There are some stories where the graphic novel is a perfect medium. Sometimes words pale in conveying the gut-churning cosmic horrors and mutated bodies that permeate Mirka Andolfo’s Mercy: The Fair Lady, the Frost, and the Fiend. However, this work is more than just a hearkening back to when EC Comics could show blood and gore with impunity. Mercy also borrows from many different genres and explores a lot of different themes.
The story itself takes place in Washington State in the late
nineteenth-century. The town of Woodsburgh is still reeling from a mining
accident that claimed many of its citizens, including the mine’s owner. In
comes Lady Hellaine, a mysterious and beautiful stranger who, along with her
faithful butler Goodwill, have come with promises to help the community while
bringing with them an aura of mystery. However, Lady Swanson, the widow of the
mine’s owner and a shrewd business owner, does not trust Lady Hellaine, mainly
because Lady Swanson knows more about the otherworldly entities that forced the
mine’s closure. Add to this plot a serial killer/monster called the
Woodsburgh Devil, and the darkness seething in the mine as well as in the
hearts of Woodsburgh’s citizens threatens to unleash something terrible.
This graphic novel is for readers that like their genres
mashed up until they are their own unique genre. This story contains everything
from historical fiction to cosmic horrors to romance to familial relationships.
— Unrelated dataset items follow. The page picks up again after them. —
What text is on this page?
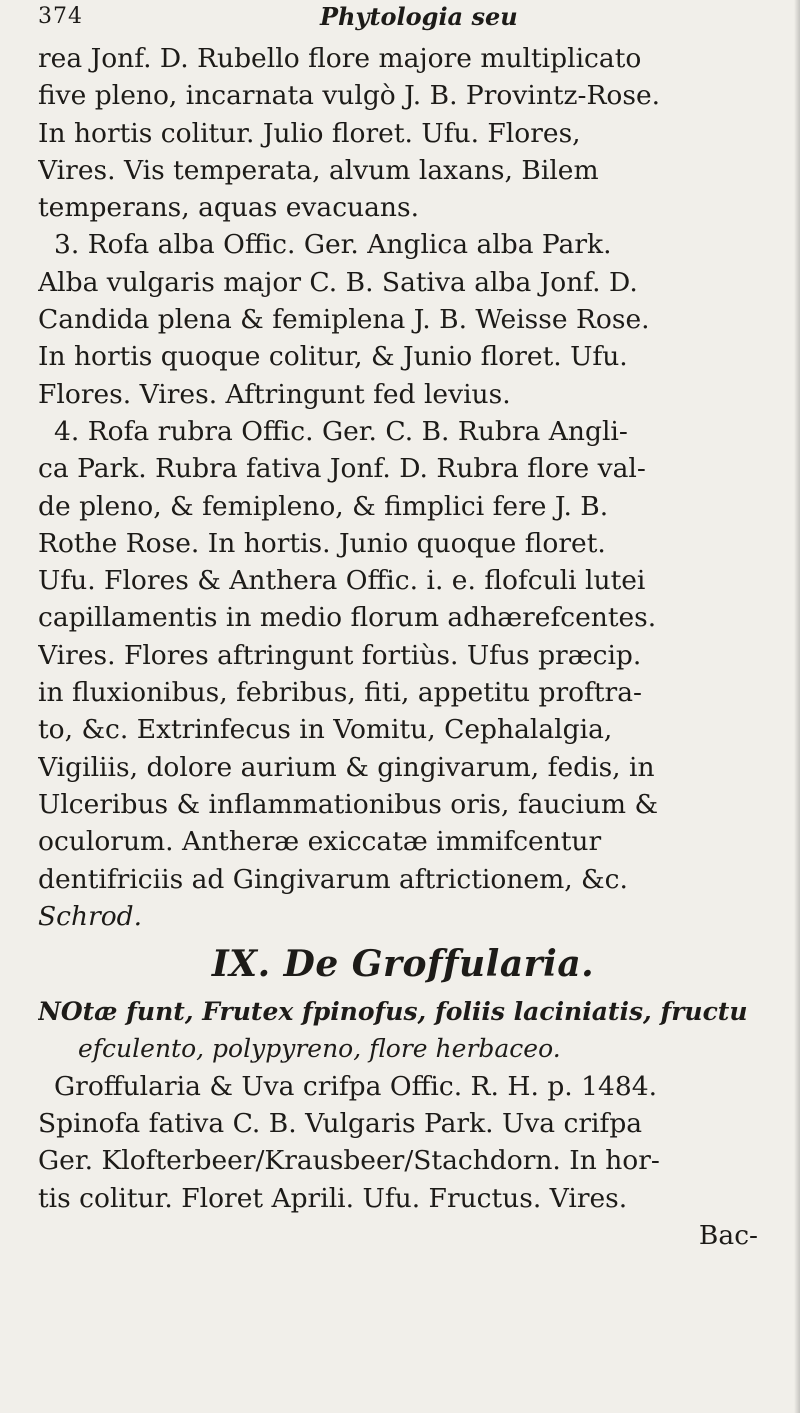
374	Phytologia seu
rea Jonf. D. Rubello flore majore multiplicato
five pleno, incarnata vulgò J. B. Provintz-Rose.
In hortis colitur. Julio floret. Ufu. Flores,
Vires. Vis temperata, alvum laxans, Bilem
temperans, aquas evacuans.
3. Rofa alba Offic. Ger. Anglica alba Park.
Alba vulgaris major C. B. Sativa alba Jonf. D.
Candida plena & femiplena J. B. Weisse Rose.
In hortis quoque colitur, & Junio floret. Ufu.
Flores. Vires. Aftringunt fed levius.
4. Rofa rubra Offic. Ger. C. B. Rubra Angli-
ca Park. Rubra fativa Jonf. D. Rubra flore val-
de pleno, & femipleno, & fimplici fere J. B.
Rothe Rose. In hortis. Junio quoque floret.
Ufu. Flores & Anthera Offic. i. e. flofculi lutei
capillamentis in medio florum adhærefcentes.
Vires. Flores aftringunt fortiùs. Ufus præcip.
in fluxionibus, febribus, fiti, appetitu proftra-
to, &c. Extrinfecus in Vomitu, Cephalalgia,
Vigiliis, dolore aurium & gingivarum, fedis, in
Ulceribus & inflammationibus oris, faucium &
oculorum. Antheræ exiccatæ immifcentur
dentifriciis ad Gingivarum aftrictionem, &c.
Schrod.
IX. De Groffularia.
NOtæ funt, Frutex fpinofus, foliis laciniatis, fructu
efculento, polypyreno, flore herbaceo.
Groffularia & Uva crifpa Offic. R. H. p. 1484.
Spinofa fativa C. B. Vulgaris Park. Uva crifpa
Ger. Klofterbeer/Krausbeer/Stachdorn. In hor-
tis colitur. Floret Aprili. Ufu. Fructus. Vires.
Bac-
The undercurrent running through this tale, though, is identity. There are
monsters here that wear human faces and seem separate from these identities,
but the story shows that identity is not always cut and dry. Yes, these are
alien monsters, but in possessing the memories and experiences of those whose
skin they wear, do these monsters become capable of becoming human, with all
the messy and glorious emotional attachments involved? In other words, how long
before a perfect disguise becomes the real thing? Andolfo’s work as artist
shows no shyness in depicting these unique monsters, especially delving into body
horror as they mutate their human shells. She also uses the story to grapple
with heady issues that go beyond mere blood and gore. Yes, it’s an adult comic,
but not simply because it depicts sex and violence but because it tackles, if
not entirely penetrates, some thorny philosophical issues.